二人は、来た道を戻って教会の外に出た。外から改めて建物を見上げると、蔦が絡まり壁は黒く燻くすんでいた。鬱屈うっくつとした雰囲気が漂っている。
ここは、元々は教会の本部として扱われていた。
しかし、献金が少なくなり、魔物の出現が多いこの地域を治めることが出来なくなった教会は、別の場所に本部を移したのだった。そのため、アルベールの治める領地の兵士や騎士達は平均的に強い。そうでなければ、生き残れない環境になってしまったからだ。

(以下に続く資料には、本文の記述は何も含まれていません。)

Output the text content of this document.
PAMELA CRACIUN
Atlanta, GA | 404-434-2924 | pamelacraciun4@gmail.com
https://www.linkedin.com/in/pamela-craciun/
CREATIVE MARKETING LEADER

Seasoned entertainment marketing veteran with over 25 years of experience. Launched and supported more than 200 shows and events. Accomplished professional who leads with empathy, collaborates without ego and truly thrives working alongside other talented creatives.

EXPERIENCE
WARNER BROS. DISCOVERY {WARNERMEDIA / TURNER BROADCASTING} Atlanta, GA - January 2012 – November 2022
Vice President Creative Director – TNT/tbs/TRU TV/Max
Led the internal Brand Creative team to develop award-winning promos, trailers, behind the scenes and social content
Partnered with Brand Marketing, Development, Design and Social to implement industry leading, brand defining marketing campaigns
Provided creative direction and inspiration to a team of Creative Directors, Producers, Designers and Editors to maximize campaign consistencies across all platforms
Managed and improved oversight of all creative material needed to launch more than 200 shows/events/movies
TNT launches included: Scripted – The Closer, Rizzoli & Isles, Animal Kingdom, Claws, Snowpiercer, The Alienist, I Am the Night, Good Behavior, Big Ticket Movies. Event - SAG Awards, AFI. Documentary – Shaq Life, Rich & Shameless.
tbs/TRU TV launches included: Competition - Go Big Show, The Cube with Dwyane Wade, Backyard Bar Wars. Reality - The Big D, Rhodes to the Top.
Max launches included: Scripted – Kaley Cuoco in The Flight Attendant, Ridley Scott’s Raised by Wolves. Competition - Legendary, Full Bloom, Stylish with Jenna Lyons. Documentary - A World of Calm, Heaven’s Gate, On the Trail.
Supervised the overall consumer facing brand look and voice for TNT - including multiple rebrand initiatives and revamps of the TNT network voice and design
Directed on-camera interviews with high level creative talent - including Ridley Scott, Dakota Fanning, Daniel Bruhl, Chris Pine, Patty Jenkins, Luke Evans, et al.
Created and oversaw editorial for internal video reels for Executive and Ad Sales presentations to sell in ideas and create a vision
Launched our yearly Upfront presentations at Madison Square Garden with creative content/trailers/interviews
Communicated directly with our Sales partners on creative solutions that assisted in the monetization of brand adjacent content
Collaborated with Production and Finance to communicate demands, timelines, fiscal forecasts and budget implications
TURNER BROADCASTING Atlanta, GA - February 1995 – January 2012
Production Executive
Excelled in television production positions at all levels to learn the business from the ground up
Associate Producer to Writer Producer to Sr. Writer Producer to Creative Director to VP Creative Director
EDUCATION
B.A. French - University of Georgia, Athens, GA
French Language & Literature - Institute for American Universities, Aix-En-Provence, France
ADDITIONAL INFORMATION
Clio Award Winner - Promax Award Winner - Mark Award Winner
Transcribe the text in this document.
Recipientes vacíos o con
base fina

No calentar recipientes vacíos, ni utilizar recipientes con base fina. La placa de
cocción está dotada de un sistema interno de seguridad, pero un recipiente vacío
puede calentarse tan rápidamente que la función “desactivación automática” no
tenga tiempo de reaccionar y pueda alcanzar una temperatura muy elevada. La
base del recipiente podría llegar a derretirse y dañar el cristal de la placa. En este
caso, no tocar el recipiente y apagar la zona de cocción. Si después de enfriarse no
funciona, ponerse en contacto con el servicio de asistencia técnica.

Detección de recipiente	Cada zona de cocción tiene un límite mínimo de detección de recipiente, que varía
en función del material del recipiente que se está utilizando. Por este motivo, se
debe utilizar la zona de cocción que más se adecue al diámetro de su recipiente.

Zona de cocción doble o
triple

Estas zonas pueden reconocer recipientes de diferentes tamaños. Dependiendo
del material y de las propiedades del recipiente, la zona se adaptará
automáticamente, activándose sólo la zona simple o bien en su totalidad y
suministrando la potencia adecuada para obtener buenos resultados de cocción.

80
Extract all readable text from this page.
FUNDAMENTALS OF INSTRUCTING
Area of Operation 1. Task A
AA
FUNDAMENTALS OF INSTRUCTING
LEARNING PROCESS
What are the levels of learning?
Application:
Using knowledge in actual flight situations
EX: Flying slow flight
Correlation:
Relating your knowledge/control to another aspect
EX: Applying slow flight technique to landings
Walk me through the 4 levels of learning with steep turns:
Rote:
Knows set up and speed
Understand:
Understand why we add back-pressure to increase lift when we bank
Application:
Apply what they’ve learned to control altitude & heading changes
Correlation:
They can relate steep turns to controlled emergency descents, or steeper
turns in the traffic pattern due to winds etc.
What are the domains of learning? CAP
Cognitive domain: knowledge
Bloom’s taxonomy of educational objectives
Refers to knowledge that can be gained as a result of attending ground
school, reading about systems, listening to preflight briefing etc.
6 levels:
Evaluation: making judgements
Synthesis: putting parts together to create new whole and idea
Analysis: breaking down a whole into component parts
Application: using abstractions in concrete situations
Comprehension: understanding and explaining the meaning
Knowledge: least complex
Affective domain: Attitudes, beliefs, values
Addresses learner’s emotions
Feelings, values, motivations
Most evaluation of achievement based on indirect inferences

「さて、どこから登るとしましょうか。蔦があるので、案外簡単だと思いますが‥‥‥」
「そうだな」
アルベールが思考を巡らし始めた時、女性の声が僅かに聞こえた。セシルの声だ。
アルベールはデニスの方を見るが、彼は気づいていないようだった。
「デニス!少し、向こうに行かせてくれ!」
「アルベール様?!」
耐えられず、デニスの制止も張り切って、アルベールは駆け出した。
やがて、セシルの姿が建物の四階の窓に見えた。
彼女は、窓に足をかけて、半身を外に乗り出している状態だった。そして、彼女の先には別の男が手を伸ばしているのが見えた。
「セシル!!!」
アルベールは彼女の名前を呼ぶ。きっと、彼女を受け止めるために、これから何度でも、彼女の名前を呼ぶだろう。